NAM to State Department: End “Conflict Minerals” Mandate

The “conflict minerals” disclosure provision of the Dodd-Frank Act has failed to stem violence in the Democratic Republic of Congo and discouraged American private-sector investment in the region and should be phased out, the NAM told the Trump administration this week.
What’s going on: “The NAM greatly appreciates the Trump administration’s diplomatic efforts to promote American access to critical minerals and to bring peace and prosperity to central Africa,” the NAM told the State Department on Thursday.
- “To further these goals, we encourage the Trump administration to consider invoking the statutory sunset provision in Section 1502.”
- Alternatively, the NAM urges the administration to support legislation to repeal this costly disclosure mandate.
The background: The Securities and Exchange Commission’s conflict minerals rule, which was mandated by Section 1502, requires public companies in the U.S. to annually disclose whether their products contain four minerals (gold, tin, tungsten and tantalum) mined in the DRC or adjoining nations ( Forbes.com).
- The DRC has become a focal point of the administration as President Trump seeks alternatives to China for critical minerals.

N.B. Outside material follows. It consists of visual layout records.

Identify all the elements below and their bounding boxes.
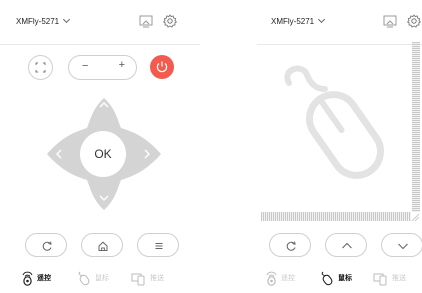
- scroll-up-button[interactable]: [325, 233, 367, 257]
- dpad-right-button[interactable]: [143, 149, 151, 159]
- remote-tab-icon: [266, 271, 277, 286]
- menu-icon: [155, 243, 163, 249]
- scroll-down-button[interactable]: [381, 233, 422, 257]
- dpad-up-button[interactable]: [99, 101, 109, 109]
- tab-mouse-label: 鼠标: [95, 275, 109, 282]
- horizontal-scrollbar[interactable]: [261, 212, 411, 221]
- home-button[interactable]: [81, 233, 123, 257]
- screen-mirror-icon[interactable]: [139, 15, 153, 28]
- tab-remote[interactable]: 遥控: [21, 269, 51, 287]
- resize-grip-icon: [411, 213, 420, 222]
- touchpad-area[interactable]: [257, 45, 412, 212]
- back-button[interactable]: [269, 233, 311, 257]
- back-button[interactable]: [25, 233, 67, 257]
- vertical-scrollbar[interactable]: [412, 42, 420, 212]
- back-icon: [286, 241, 296, 251]
- mouse-panel: XMFly-5271 遥控 鼠标 推送: [257, 0, 422, 293]
- remote-tab-icon: [22, 271, 33, 286]
- home-icon: [98, 241, 108, 251]
- tab-remote[interactable]: 遥控: [265, 269, 295, 287]
- tab-push[interactable]: 推送: [373, 269, 406, 287]
- chevron-up-icon: [342, 242, 352, 249]
- device-selector[interactable]: XMFly-5271: [271, 15, 326, 26]
- power-button[interactable]: [150, 55, 174, 79]
- chevron-down-icon: [318, 15, 326, 24]
- mouse-tab-icon: [78, 271, 90, 286]
- tab-remote-label: 遥控: [37, 275, 51, 282]
- volume-up-button[interactable]: +: [119, 59, 125, 71]
- bottom-tab-bar: 遥控 鼠标 推送: [0, 257, 200, 293]
- title-bar: XMFly-5271: [0, 0, 200, 45]
- dpad-left-button[interactable]: [55, 149, 63, 159]
- device-selector[interactable]: XMFly-5271: [16, 15, 71, 26]
- volume-control: − +: [68, 55, 137, 80]
- tab-remote-label: 遥控: [281, 275, 295, 282]
- dpad-down-button[interactable]: [99, 194, 109, 202]
- tab-push-label: 推送: [150, 275, 164, 282]
- push-tab-icon: [131, 273, 145, 285]
- fullscreen-icon: [35, 62, 46, 73]
- push-tab-icon: [373, 273, 387, 285]
- chevron-down-icon: [398, 243, 408, 250]
- tab-mouse-label: 鼠标: [338, 275, 352, 282]
- mouse-illustration: [284, 65, 384, 179]
- ok-button[interactable]: OK: [80, 131, 126, 177]
- chevron-down-icon: [63, 15, 71, 24]
- tab-push[interactable]: 推送: [131, 269, 164, 287]
- mouse-tab-icon: [321, 271, 333, 286]
- settings-gear-icon[interactable]: [163, 14, 177, 28]
- tab-push-label: 推送: [392, 275, 406, 282]
- device-name: XMFly-5271: [271, 17, 315, 26]
- power-icon: [156, 61, 168, 73]
- bottom-tab-bar: 遥控 鼠标 推送: [257, 257, 422, 293]
- menu-button[interactable]: [137, 233, 179, 257]
- volume-down-button[interactable]: −: [82, 60, 88, 72]
- fullscreen-button[interactable]: [28, 55, 53, 80]
- device-name: XMFly-5271: [16, 17, 60, 26]
- screen-mirror-icon[interactable]: [383, 15, 397, 28]
- title-bar: XMFly-5271: [257, 0, 422, 45]
- settings-gear-icon[interactable]: [407, 14, 421, 28]
- remote-panel: XMFly-5271 − + OK 遥控 鼠标 推送: [0, 0, 200, 293]
- tab-mouse[interactable]: 鼠标: [320, 269, 352, 287]
- tab-mouse[interactable]: 鼠标: [77, 269, 109, 287]
- back-icon: [42, 241, 52, 251]
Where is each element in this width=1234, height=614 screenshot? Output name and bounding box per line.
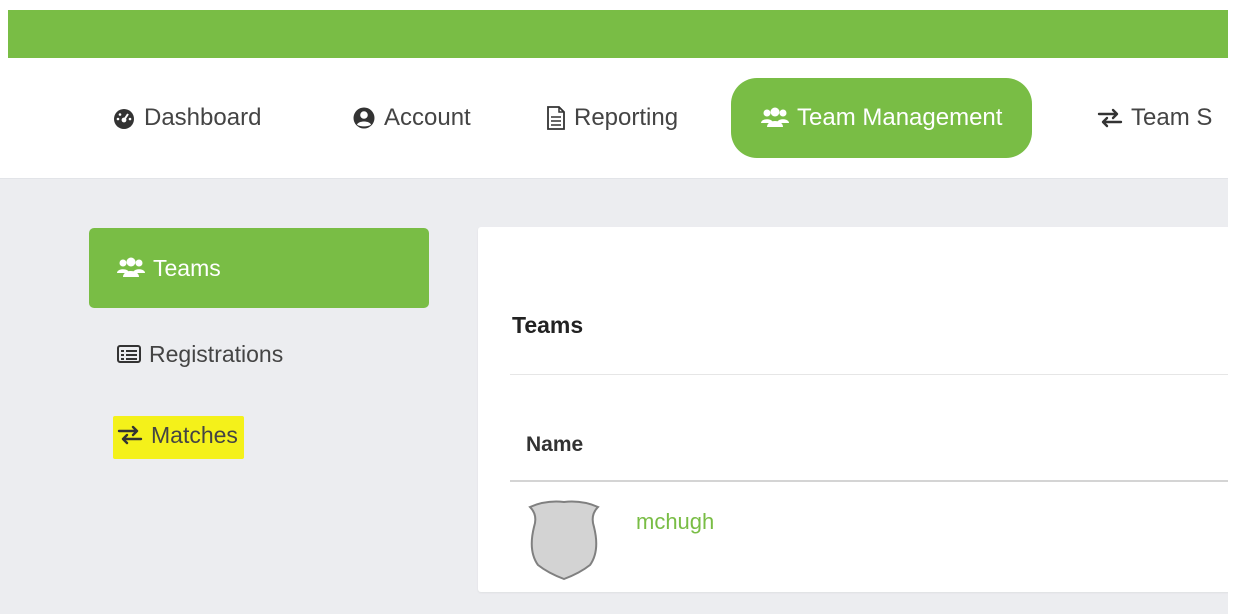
divider: [510, 374, 1228, 375]
divider: [510, 480, 1228, 482]
nav-account-label: Account: [384, 104, 471, 131]
sidebar-item-teams[interactable]: Teams: [89, 228, 429, 308]
teams-panel: Teams Name mchugh: [478, 227, 1228, 592]
team-name-link[interactable]: mchugh: [636, 509, 714, 535]
nav-reporting-label: Reporting: [574, 104, 679, 131]
nav-team-management[interactable]: Team Management: [731, 78, 1033, 158]
nav-reporting[interactable]: Reporting: [546, 78, 678, 158]
account-icon: [352, 106, 376, 130]
nav-team-management-label: Team Management: [797, 104, 1003, 131]
dashboard-icon: [112, 106, 136, 130]
matches-highlight: Matches: [113, 415, 244, 459]
list-icon: [117, 344, 141, 364]
users-icon: [117, 257, 145, 279]
nav-dashboard-label: Dashboard: [144, 104, 262, 131]
top-banner: [8, 10, 1228, 58]
main-nav: Dashboard Account Reporting Team Managem…: [0, 58, 1228, 179]
sidebar-item-label: Teams: [153, 254, 221, 281]
exchange-icon: [1097, 108, 1123, 128]
content-area: Teams Registrations Matches Teams Name m…: [0, 179, 1228, 614]
column-header-name[interactable]: Name: [526, 433, 583, 457]
sidebar-item-label: Registrations: [149, 340, 284, 367]
nav-account[interactable]: Account: [352, 78, 471, 158]
team-crest-icon: [524, 499, 604, 586]
report-icon: [546, 106, 566, 130]
nav-dashboard[interactable]: Dashboard: [112, 78, 261, 158]
sidebar-item-label: Matches: [151, 421, 238, 448]
exchange-icon: [117, 425, 143, 445]
sidebar-item-matches[interactable]: Matches: [89, 397, 429, 477]
panel-title: Teams: [512, 312, 584, 338]
nav-team-schedule-label: Team S: [1131, 104, 1213, 131]
users-icon: [761, 107, 789, 129]
sidebar-item-registrations[interactable]: Registrations: [89, 314, 429, 394]
nav-team-schedule[interactable]: Team S: [1097, 78, 1212, 158]
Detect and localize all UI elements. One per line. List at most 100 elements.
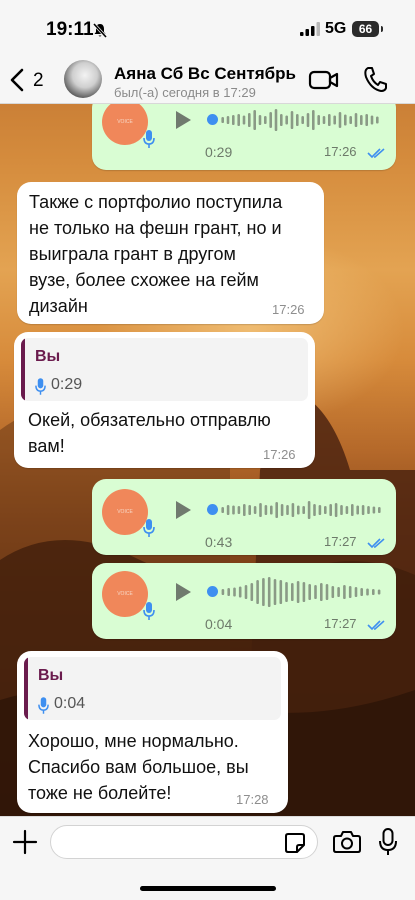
network-type: 5G [325, 20, 347, 37]
waveform-bar [258, 115, 262, 125]
waveform-bar [377, 589, 381, 595]
waveform-bar [286, 505, 289, 515]
message-text: Также с портфолио поступила не только на… [29, 189, 319, 319]
quoted-message[interactable]: Вы 0:04 [24, 657, 281, 720]
waveform-bar [232, 115, 235, 125]
quote-accent-bar [21, 338, 25, 401]
waveform-bar [356, 505, 359, 515]
battery-icon: 66 [352, 21, 383, 37]
reply-message[interactable]: Вы 0:04 Хорошо, мне нормально. Спасибо в… [17, 651, 288, 813]
contact-name[interactable]: Аяна Сб Вс Сентябрь [114, 64, 296, 84]
waveform-bar [306, 113, 310, 127]
microphone-icon [143, 519, 155, 537]
waveform-bar [253, 506, 257, 514]
waveform-bar [221, 117, 224, 123]
plus-icon[interactable] [12, 829, 38, 855]
play-icon[interactable] [174, 582, 192, 602]
sticker-icon[interactable] [284, 832, 306, 854]
sender-avatar: VOICE [102, 104, 148, 145]
message-input[interactable] [50, 825, 318, 859]
waveform-bar [275, 502, 278, 518]
phone-icon[interactable] [362, 65, 388, 93]
play-icon[interactable] [174, 110, 192, 130]
text-message[interactable]: Также с портфолио поступила не только на… [17, 182, 324, 324]
waveform-bar [317, 115, 320, 125]
waveform-bar [244, 585, 248, 599]
playback-position[interactable] [207, 504, 218, 515]
waveform-bar [360, 588, 363, 596]
voice-duration: 0:04 [205, 616, 233, 632]
read-ticks-icon [367, 148, 385, 159]
waveform-bar [331, 586, 335, 598]
read-ticks-icon [367, 620, 385, 631]
waveform-bar [337, 587, 340, 597]
waveform-bar [314, 585, 317, 599]
waveform-bar [354, 113, 358, 127]
waveform-bar [349, 116, 352, 124]
waveform-bar [302, 582, 306, 602]
message-list[interactable]: VOICE 0:29 17:26 Также с портфолио посту… [0, 104, 415, 816]
waveform-bar [328, 114, 331, 126]
reply-message[interactable]: Вы 0:29 Окей, обязательно отправлю вам! … [14, 332, 315, 468]
voice-message[interactable]: VOICE 0:43 17:27 [92, 479, 396, 555]
waveform-bar [285, 115, 288, 125]
waveform-bar [285, 582, 288, 602]
quote-voice-duration: 0:04 [54, 695, 86, 712]
last-seen-status: был(-а) сегодня в 17:29 [114, 85, 256, 100]
waveform-bar [372, 506, 376, 514]
message-line: Спасибо вам большое, вы [28, 757, 249, 777]
home-indicator [140, 886, 276, 891]
quoted-message[interactable]: Вы 0:29 [21, 338, 308, 401]
waveform [221, 577, 381, 607]
play-icon[interactable] [174, 500, 192, 520]
voice-message[interactable]: VOICE 0:04 17:27 [92, 563, 396, 639]
waveform-bar [334, 503, 338, 517]
waveform-bar [351, 504, 354, 516]
message-line: не только на фешн грант, но и [29, 218, 282, 238]
waveform-bar [242, 115, 246, 125]
waveform-bar [232, 505, 235, 515]
waveform-bar [221, 507, 224, 513]
waveform-bar [262, 578, 265, 606]
waveform [221, 109, 379, 131]
waveform-bar [312, 110, 315, 130]
voice-duration: 0:29 [205, 144, 233, 160]
waveform-bar [296, 114, 299, 126]
waveform-bar [301, 116, 304, 124]
status-bar: 19:11 5G 66 [0, 0, 415, 58]
waveform-bar [370, 115, 374, 125]
video-call-icon[interactable] [308, 66, 340, 94]
voice-message[interactable]: VOICE 0:29 17:26 [92, 104, 396, 170]
waveform-bar [291, 583, 294, 601]
voice-duration: 0:43 [205, 534, 233, 550]
waveform-bar [325, 584, 329, 600]
waveform-bar [250, 583, 254, 601]
playback-position[interactable] [207, 586, 218, 597]
playback-position[interactable] [207, 114, 218, 125]
camera-icon[interactable] [333, 830, 361, 854]
waveform-bar [366, 588, 369, 596]
contact-avatar[interactable] [64, 60, 102, 98]
waveform-bar [340, 505, 343, 515]
waveform-bar [237, 114, 240, 126]
waveform-bar [344, 114, 347, 126]
waveform-bar [338, 112, 342, 128]
waveform-bar [302, 506, 305, 514]
message-time: 17:27 [324, 616, 357, 631]
waveform-bar [280, 114, 283, 126]
waveform-bar [270, 505, 273, 515]
waveform-bar [248, 113, 251, 127]
chevron-left-icon [10, 68, 24, 92]
message-line: вузе, более схожее на гейм [29, 270, 259, 290]
message-line: Окей, обязательно отправлю [28, 410, 271, 430]
waveform-bar [243, 504, 246, 516]
microphone-icon[interactable] [379, 828, 397, 856]
back-button[interactable]: 2 [6, 62, 50, 98]
waveform-bar [291, 503, 295, 517]
waveform-bar [226, 505, 230, 515]
waveform-bar [264, 505, 268, 515]
waveform [221, 501, 381, 519]
waveform-bar [267, 577, 271, 607]
waveform-bar [348, 586, 352, 598]
microphone-icon [143, 130, 155, 148]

- The administration has worked simultaneously to broker peace in the area.
Violence continues: Though the intent of the conflict minerals provision was to stop the violence in the eastern DRC, “conditions … have not measurably improved” since the rule took effect, the NAM said.
- In fact, a 2024 U.S. Government Accountability Office report “found that the conflict minerals rule ‘was associated with a spread of violence, particularly around informal, small-scale gold mining sites,’” the NAM continued.

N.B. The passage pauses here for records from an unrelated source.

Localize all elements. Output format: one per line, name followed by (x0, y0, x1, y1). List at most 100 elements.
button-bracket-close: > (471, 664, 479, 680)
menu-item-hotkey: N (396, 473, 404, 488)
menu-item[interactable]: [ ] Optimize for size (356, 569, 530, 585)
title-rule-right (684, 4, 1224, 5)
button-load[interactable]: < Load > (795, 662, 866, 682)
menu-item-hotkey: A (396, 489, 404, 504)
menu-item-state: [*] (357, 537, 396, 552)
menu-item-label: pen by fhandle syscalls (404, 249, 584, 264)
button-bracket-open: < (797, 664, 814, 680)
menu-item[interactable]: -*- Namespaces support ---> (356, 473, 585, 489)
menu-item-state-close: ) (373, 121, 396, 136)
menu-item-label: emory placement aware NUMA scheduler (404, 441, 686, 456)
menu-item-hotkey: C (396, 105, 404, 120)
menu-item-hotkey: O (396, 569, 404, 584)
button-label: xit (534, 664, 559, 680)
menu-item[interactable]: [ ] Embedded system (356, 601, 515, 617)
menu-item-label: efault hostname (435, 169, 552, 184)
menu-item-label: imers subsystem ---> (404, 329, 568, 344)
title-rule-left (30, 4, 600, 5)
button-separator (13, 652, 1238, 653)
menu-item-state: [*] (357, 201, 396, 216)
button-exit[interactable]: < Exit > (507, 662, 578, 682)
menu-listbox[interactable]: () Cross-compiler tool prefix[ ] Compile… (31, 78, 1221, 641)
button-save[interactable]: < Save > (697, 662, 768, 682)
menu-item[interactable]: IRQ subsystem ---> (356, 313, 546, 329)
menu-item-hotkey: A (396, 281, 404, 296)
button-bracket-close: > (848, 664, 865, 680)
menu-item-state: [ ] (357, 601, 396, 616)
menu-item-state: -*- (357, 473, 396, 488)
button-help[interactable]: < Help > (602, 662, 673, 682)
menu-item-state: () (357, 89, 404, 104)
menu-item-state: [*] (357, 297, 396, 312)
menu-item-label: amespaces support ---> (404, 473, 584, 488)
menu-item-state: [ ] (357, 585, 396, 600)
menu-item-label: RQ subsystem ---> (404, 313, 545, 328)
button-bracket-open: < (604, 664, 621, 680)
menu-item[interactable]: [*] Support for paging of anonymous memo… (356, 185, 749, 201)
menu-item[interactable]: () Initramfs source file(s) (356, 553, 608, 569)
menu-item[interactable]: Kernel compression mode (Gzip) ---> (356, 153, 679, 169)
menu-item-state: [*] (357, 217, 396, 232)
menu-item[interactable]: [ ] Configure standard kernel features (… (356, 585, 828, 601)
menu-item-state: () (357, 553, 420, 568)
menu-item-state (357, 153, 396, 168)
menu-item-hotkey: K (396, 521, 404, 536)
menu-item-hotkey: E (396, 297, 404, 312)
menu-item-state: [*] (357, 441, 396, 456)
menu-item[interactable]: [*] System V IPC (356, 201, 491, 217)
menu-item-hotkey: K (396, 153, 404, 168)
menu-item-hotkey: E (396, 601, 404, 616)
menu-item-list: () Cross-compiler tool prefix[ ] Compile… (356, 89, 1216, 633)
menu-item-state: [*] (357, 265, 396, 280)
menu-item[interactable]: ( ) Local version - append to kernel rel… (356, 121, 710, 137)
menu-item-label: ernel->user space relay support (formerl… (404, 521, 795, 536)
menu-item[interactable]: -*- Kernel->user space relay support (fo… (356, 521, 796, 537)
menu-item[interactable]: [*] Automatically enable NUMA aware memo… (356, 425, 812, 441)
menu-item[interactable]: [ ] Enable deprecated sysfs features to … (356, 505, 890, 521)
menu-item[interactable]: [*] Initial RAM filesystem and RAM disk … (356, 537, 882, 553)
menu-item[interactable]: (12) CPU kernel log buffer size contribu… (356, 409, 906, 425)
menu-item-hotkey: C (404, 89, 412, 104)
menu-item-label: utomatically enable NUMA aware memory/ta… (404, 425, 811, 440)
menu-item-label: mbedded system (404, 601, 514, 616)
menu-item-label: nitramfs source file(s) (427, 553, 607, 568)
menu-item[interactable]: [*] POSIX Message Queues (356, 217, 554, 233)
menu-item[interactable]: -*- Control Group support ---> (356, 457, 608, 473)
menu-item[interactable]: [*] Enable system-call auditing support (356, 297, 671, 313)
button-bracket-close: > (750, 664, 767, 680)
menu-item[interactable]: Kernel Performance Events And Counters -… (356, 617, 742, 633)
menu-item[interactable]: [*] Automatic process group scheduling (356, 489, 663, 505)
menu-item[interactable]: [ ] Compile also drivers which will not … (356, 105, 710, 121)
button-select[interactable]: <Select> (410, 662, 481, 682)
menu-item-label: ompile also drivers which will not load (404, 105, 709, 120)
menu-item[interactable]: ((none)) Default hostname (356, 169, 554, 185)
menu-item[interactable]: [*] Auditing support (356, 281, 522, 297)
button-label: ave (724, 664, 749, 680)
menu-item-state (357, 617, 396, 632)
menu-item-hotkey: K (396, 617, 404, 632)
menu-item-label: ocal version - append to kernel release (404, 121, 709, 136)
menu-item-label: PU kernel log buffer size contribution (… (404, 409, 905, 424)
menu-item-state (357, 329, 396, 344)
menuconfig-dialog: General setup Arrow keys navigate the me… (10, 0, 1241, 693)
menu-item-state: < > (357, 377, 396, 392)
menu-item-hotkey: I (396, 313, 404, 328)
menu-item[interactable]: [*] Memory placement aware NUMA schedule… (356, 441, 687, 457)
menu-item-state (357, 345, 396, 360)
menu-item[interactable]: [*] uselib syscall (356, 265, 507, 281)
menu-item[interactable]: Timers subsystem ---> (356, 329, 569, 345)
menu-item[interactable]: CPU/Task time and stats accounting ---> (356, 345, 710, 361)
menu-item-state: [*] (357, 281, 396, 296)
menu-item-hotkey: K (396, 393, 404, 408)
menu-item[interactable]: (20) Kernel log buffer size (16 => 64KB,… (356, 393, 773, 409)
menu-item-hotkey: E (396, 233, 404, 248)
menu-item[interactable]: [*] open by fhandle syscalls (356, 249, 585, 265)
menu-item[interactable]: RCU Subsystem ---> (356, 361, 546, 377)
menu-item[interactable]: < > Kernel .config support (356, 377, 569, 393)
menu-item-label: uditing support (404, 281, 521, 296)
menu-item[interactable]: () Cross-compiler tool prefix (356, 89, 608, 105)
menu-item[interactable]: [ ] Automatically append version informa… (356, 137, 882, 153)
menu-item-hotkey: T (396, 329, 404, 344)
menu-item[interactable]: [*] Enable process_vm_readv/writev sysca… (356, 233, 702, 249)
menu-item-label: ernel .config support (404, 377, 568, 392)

Compliance costs: The provision has also added “staggering” compliance costs for U.S. industry. In 2011, the NAM estimated it would cost U.S. industry between $9.4 billion and $16 billion initially to comply with this mandate, plus ongoing due diligence and reporting costs.
- For example, the NAM wrote, “In 2017, a large NAM member company reported that it incurs $2 million in [Section 1502] compliance costs each year and its ongoing due diligence efforts require as many as 4.5 full-time equivalent employees.”
- The mandate has also prompted “many U.S. companies, their primary suppliers, and smelter operators … [to conclude] that it makes more sense to refrain from obtaining any minerals from the Congo region.”
What should be done: Section 1502 of the Dodd-Frank Act should be phased out, the NAM concluded.
- “After 15 years of failing to end violence in the DRC, forcing U.S. companies to incur billions of dollars in compliance costs and reducing U.S. supply chain resilience, it is time to end this mandate and try a different approach, including greater U.S. investment and continued diplomatic pressure,” said NAM Senior Director of Corporate Finance Policy Ted Allen and Vice President of Domestic Policy Jake Kuhns.